Le varan (Varanus) est un genre de saurien appartenant à la famille des varanidés, originaire des régions tropicales d’Afrique, d’Asie et d’Océanie (où ils sont parfois appelés goannas). Ces lézards géants se distinguent des autres espèces par leur cou, plus long, leur langue bifide et leur crâne de forme triangulaire.

Les varans sont des animaux ovipares et carnivores, pourvus de puissantes mâchoires et de griffes acérées leur permettant à la fois de chasser et de se défendre. Leur régime consiste généralement en des insectes, mollusques, myriapodes, crustacés, reptiles ou amphibiens.
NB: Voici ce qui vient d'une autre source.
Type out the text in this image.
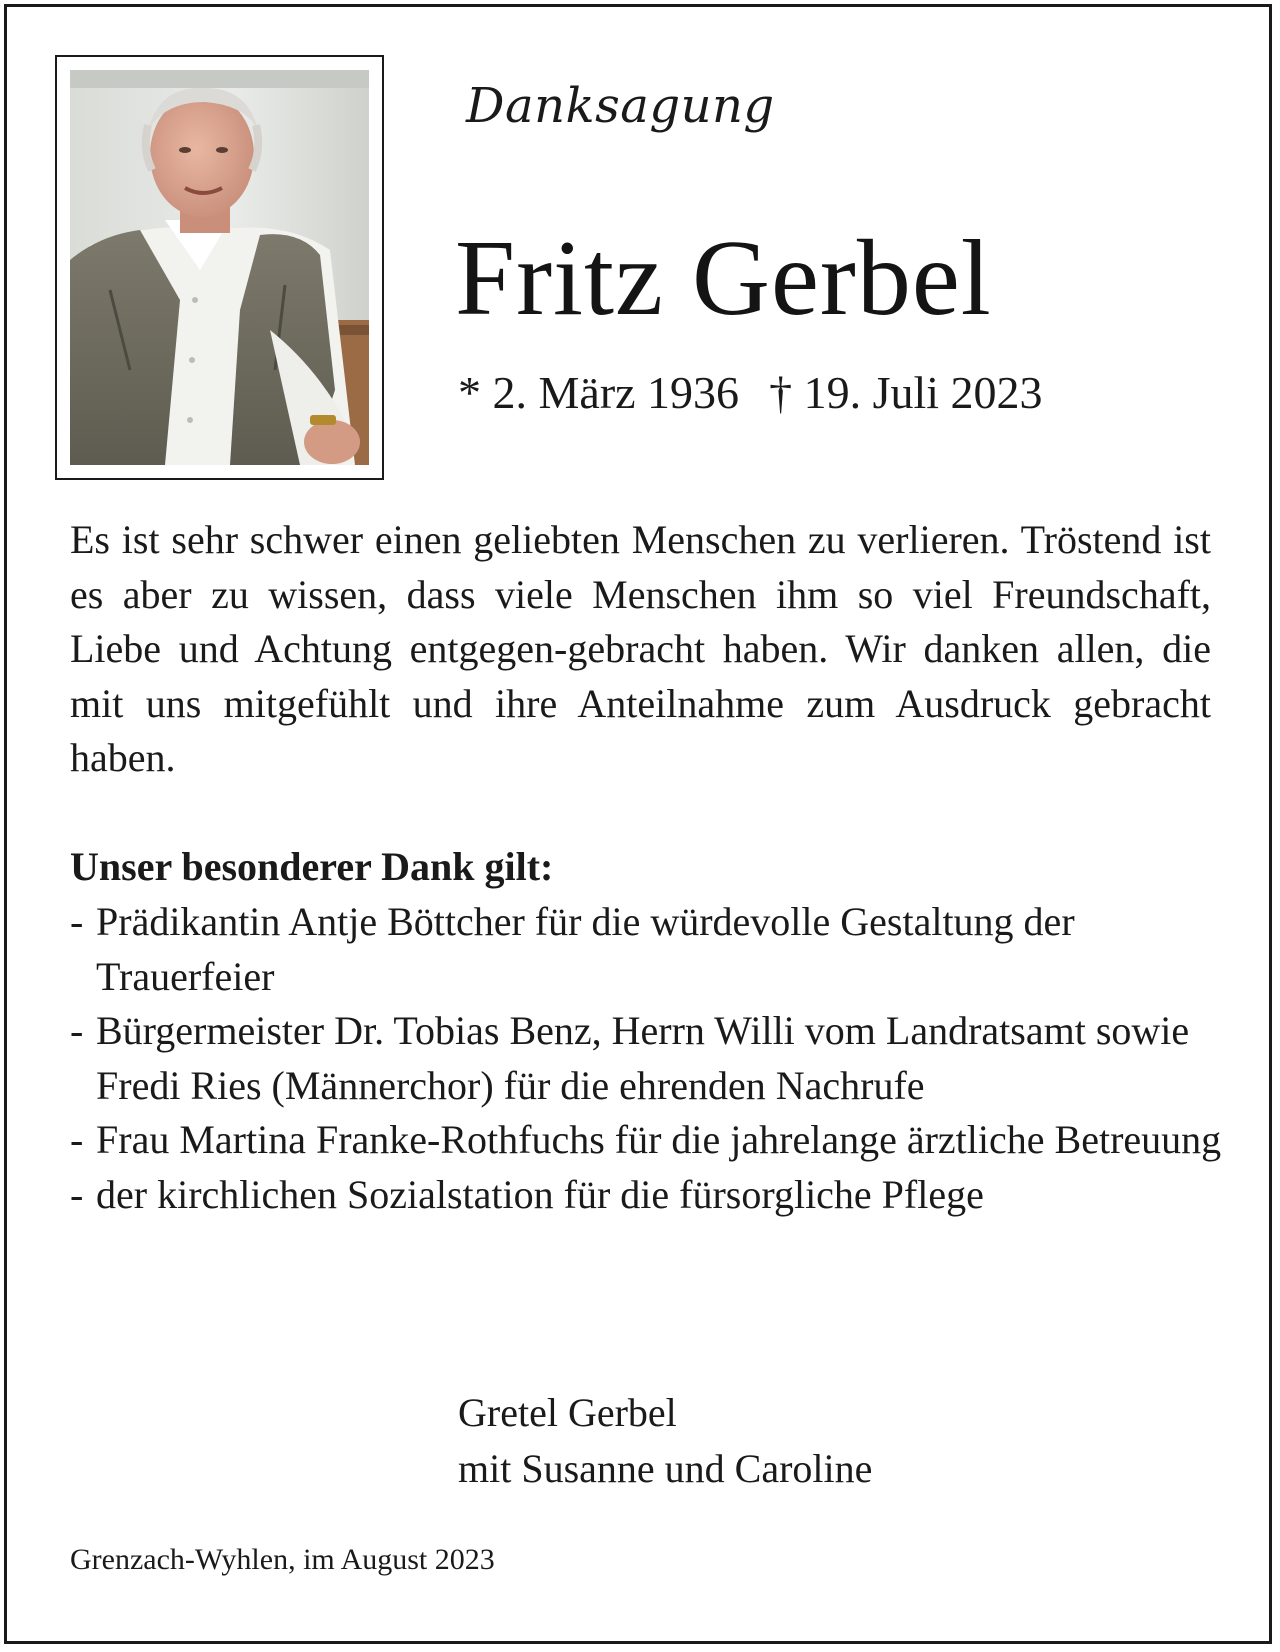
Danksagung
Fritz Gerbel
* 2. März 1936 † 19. Juli 2023

Es ist sehr schwer einen geliebten Menschen zu verlieren. Tröstend ist es aber zu wissen, dass viele Menschen ihm so viel Freundschaft, Liebe und Achtung entgegen-gebracht haben. Wir danken allen, die mit uns mitgefühlt und ihre Anteilnahme zum Ausdruck gebracht haben.

Unser besonderer Dank gilt:

- Prädikantin Antje Böttcher für die würdevolle Gestaltung der Trauerfeier
- Bürgermeister Dr. Tobias Benz, Herrn Willi vom Landratsamt sowie Fredi Ries (Männerchor) für die ehrenden Nachrufe
- Frau Martina Franke-Rothfuchs für die jahrelange ärztliche Betreuung
- der kirchlichen Sozialstation für die fürsorgliche Pflege
Gretel Gerbel
mit Susanne und Caroline
Grenzach-Wyhlen, im August 2023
Les plus grands spécimens de varans peuvent même aller jusqu’à se nourrir de carcasses de cerfs.

varans sauriens manger nourriture reptiles mouches à viande
Crédits : Ken Griffiths/iStock

Le varan de Rosenberg, un acteur majeur dans la lutte antiparasitaire

L’Australie est le pays qui abrite la plus grande population de varans, recensant une vingtaine d’espèces (25 environ) dont le varan de Rosenberg (Varanus rosenbergi), observable en Nouvelle-Galles du Sud, dans le sud-ouest du Victoria, en Australie-Méridionale et Occidentale. Cette espèce a été nommée en hommage au baron Hermann von Rosenberg, naturaliste néerlandais.
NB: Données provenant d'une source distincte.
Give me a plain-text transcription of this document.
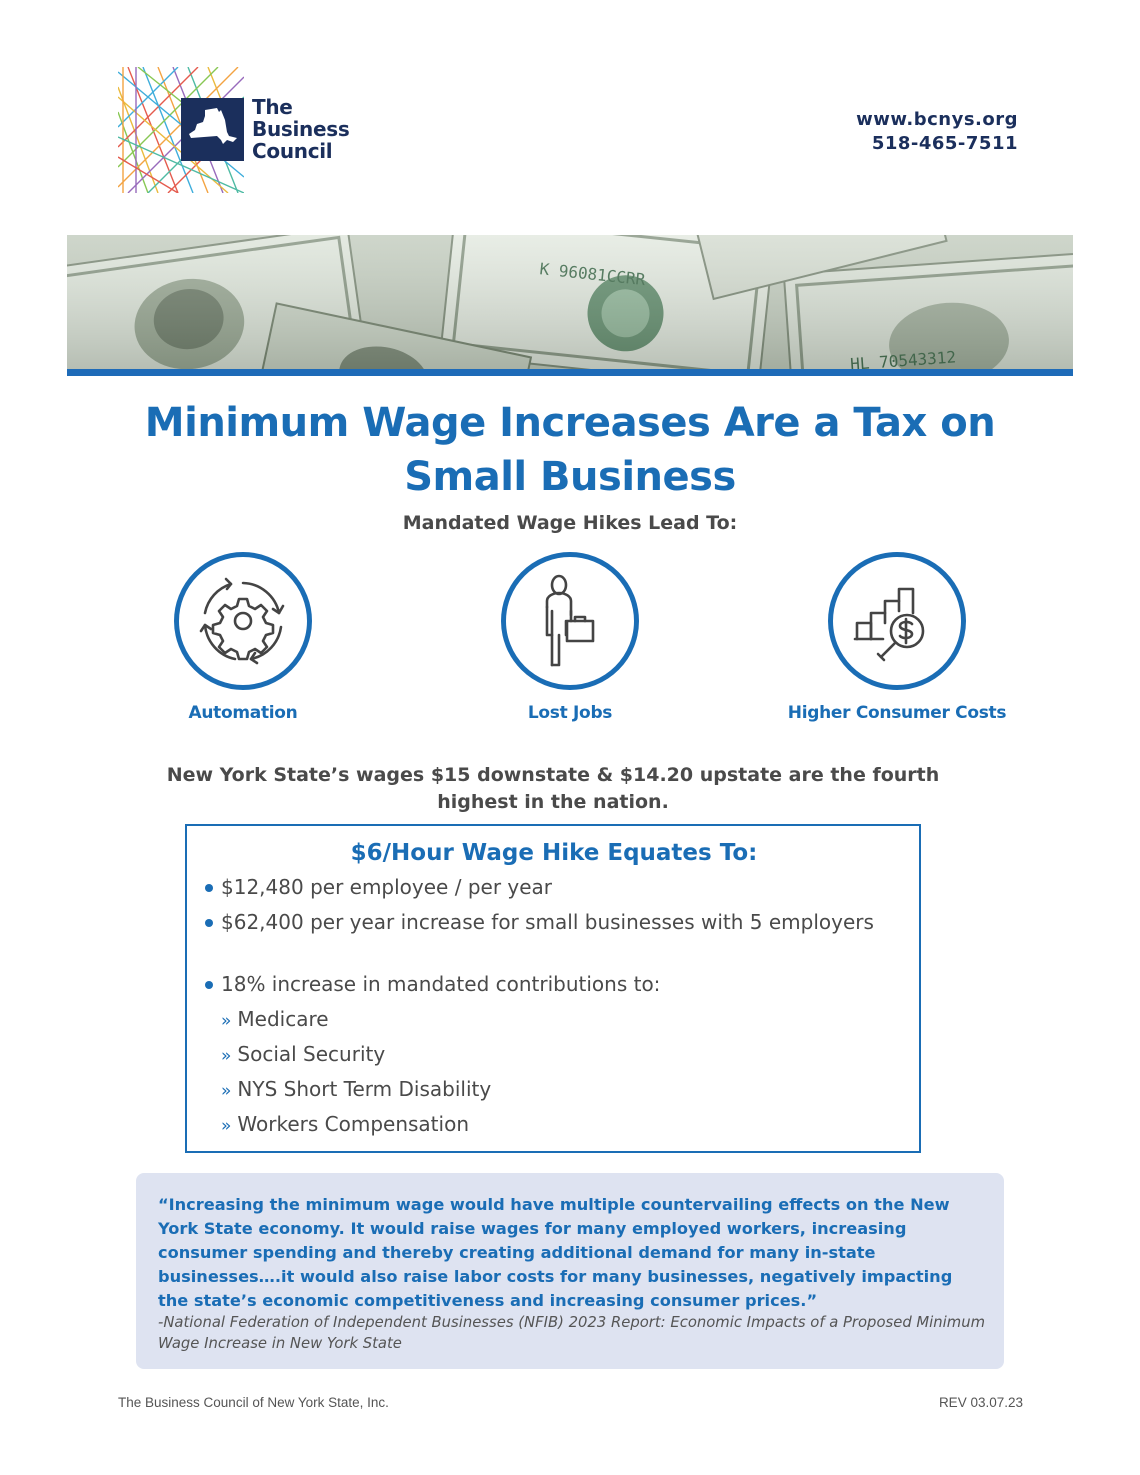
The
Business
Council
www.bcnys.org
518-465-7511
Minimum Wage Increases Are a Tax on Small Business
Mandated Wage Hikes Lead To:
Automation	Lost Jobs	Higher Consumer Costs

New York State’s wages $15 downstate & $14.20 upstate are the fourth highest in the nation.

$6/Hour Wage Hike Equates To:
$12,480 per employee / per year
$62,400 per year increase for small businesses with 5 employers
18% increase in mandated contributions to:
» Medicare
» Social Security
» NYS Short Term Disability
» Workers Compensation

“Increasing the minimum wage would have multiple countervailing effects on the New York State economy. It would raise wages for many employed workers, increasing consumer spending and thereby creating additional demand for many in-state businesses….it would also raise labor costs for many businesses, negatively impacting the state’s economic competitiveness and increasing consumer prices.”

-National Federation of Independent Businesses (NFIB) 2023 Report: Economic Impacts of a Proposed Minimum Wage Increase in New York State

The Business Council of New York State, Inc.	REV 03.07.23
Selon une étude récente publiée dans la revue Ecology and Evolution, le varan de Rosenberg permettrait d’éviter aux moutons australiens de se faire dévorer vivants par la carnassière mouche bleue. Charognard par excellence, le saurien se délecterait en effet des carcasses d’animaux infestés par les asticots, évitant ainsi leur prolifération. D’après les chercheurs en charge de l’étude, le fait d’augmenter les populations de grands reptiles indigènes serait essentiel pour restaurer l’écosystème australien.

Statut de l’espèce

Bien que leurs populations diminuent au fil des années, la plupart des espèces de varans sont classées dans les catégories de préoccupation mineure. Pourtant, la Convention sur le Commerce International des Espèces Sauvages considère toutes les espèces de varans, à l’exception de cinq d’entre elles*, comme menacées d’extinction.

varan de Rosenberg saurien branche Australie
Varan de Rosenberg, Australie – Crédits : Sanjiv Shukla/iStock

*Bengal monitor, V. flavescens, V. griseus, V. komodoensis et V. nebulosus.